Se me quedó mirando, sin mudar la expresión.

—¿Qué buscas conseguir? —continué—. ¿La gloria de una muerte prematura? ¿Que te hagan una escultura en la plaza del pueblo por el valor de tu sacrificio?

Se echó a reír.

—Lo de la escultura me parece una idea fabulosa —respondió, entre carcajadas—. Pero, por favor, si me muero luchando por la justicia en los hielos y me la hacen te encargo que le digas al escultor que no me ponga un peinado a lo político, con rayita al lado y pelo aplastado. Me quiero ver guapo. 

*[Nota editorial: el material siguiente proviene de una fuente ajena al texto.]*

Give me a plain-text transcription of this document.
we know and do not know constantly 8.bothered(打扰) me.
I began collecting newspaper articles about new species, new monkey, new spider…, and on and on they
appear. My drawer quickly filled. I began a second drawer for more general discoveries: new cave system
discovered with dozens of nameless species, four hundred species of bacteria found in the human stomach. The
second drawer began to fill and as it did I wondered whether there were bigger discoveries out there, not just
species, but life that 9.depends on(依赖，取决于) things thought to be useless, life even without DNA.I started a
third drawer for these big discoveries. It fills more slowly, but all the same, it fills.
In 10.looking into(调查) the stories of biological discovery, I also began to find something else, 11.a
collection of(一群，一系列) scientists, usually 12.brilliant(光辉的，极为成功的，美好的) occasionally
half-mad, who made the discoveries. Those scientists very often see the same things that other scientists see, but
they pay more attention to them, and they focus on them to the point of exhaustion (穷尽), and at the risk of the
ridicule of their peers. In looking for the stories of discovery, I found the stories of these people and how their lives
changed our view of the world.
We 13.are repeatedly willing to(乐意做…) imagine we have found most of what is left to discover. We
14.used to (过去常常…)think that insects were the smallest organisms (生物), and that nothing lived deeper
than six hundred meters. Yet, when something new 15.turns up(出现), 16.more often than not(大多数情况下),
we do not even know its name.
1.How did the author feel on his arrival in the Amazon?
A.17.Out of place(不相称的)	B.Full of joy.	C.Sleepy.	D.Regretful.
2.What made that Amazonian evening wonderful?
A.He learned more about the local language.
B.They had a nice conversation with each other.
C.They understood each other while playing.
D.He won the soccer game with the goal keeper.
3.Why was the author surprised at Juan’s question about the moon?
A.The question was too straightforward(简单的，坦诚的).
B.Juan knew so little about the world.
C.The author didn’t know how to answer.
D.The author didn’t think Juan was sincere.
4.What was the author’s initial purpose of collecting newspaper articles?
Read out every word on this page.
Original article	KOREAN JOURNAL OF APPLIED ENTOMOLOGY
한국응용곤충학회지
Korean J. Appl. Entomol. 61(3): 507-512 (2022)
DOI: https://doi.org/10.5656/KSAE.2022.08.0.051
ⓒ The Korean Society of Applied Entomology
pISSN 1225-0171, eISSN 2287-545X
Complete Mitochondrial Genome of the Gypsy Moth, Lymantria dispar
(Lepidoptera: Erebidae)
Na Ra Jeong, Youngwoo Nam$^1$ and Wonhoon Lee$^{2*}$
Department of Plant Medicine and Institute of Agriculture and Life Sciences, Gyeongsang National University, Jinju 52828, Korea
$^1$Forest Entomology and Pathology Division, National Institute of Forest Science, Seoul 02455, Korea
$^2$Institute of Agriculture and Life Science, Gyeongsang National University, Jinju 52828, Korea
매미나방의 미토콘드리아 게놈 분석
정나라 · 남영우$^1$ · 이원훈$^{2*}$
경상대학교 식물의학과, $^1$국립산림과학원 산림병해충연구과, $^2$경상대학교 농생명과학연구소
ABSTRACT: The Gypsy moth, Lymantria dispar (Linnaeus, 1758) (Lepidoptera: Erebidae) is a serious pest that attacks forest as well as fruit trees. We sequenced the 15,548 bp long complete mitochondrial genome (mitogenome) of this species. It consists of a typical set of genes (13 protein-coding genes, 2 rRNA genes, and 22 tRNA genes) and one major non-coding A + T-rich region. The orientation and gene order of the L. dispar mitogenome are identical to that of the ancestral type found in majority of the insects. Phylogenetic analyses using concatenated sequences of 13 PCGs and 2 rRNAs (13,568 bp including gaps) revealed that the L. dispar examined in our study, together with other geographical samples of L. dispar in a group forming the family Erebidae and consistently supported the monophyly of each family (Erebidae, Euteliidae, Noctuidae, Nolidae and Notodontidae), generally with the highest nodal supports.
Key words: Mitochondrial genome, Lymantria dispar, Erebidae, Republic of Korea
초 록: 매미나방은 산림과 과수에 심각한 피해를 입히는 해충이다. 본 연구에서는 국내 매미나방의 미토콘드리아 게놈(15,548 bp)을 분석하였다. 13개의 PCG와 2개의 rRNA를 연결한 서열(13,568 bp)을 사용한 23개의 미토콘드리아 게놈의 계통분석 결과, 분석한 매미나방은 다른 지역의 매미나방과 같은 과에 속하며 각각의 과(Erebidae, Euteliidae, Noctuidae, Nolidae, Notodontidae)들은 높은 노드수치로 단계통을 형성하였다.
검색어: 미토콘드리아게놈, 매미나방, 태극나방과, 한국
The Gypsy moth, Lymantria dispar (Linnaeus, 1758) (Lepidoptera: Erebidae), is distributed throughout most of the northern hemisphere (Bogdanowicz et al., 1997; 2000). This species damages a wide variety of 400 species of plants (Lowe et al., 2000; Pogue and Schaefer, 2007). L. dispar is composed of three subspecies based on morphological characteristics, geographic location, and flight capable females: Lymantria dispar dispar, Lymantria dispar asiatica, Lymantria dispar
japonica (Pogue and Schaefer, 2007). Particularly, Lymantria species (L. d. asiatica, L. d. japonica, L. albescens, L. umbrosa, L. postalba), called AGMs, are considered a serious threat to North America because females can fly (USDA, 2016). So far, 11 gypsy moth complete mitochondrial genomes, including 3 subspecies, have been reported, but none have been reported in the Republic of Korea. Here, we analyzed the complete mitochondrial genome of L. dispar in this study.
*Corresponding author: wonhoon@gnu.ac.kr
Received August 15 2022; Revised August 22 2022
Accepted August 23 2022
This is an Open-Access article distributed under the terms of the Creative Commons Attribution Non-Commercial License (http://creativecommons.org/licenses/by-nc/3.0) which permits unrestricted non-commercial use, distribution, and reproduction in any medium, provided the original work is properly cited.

—No me estás tomando en serio —fruncí el ceño.

—Lo haría. —Sonrió—. Pero como no me quisiste decir tu nombre, no te puedo tomar en consideración.

Pero que...

¡Bah!

Le dejé ahí, con sus bromas carentes de gracia, y eché a andar por la nieve, rumbo a la cueva. No pensaba perder ni un minuto más de mi tiempo en una conversación tan absurda.

—¿Entonces no me vas a decir tu nombre? —Su exclamación  retumbó, fuerte, en el espacio yermo y gélido—. ¡Eo! ¡Anda, dímelo! ¿Qué te cuesta?

Mucho. Que se contentara con que le hubiera salvado el culo ya dos veces en vez de matarle, que era lo que en teoría tenía que hacer.

—¡Eo! ¡Eo! ¡Eo!

Por supuesto, le ignoré y seguí caminando.

—¡Gracias por salvarme de nuevo! —escuché, al final—. ¡Te devolveré el favor! ¡Te prometo que cuando necesites algo estaré ahí! ¡Tienes mi palabra de que estaré!

Me detuve frente a la cueva, semioculta entre la escarcha, y eché un vistazo hacia atrás. Jimin seguía en el mismo sitio, con la vista pegada al horizonte pese a que ya no podía verme. Una leve sonrisa se me escapó.

Los humanos no eran buenos para cumplir promesas pero quizás, y solo quizás, Jimin lo fuera.



N/A: Me he dejado la vida escribiendo este capítulo jajajaja. No me salía como quería. Menos mal que por fin ayer mi neurona quiso trabajar y salió. Espero les guste.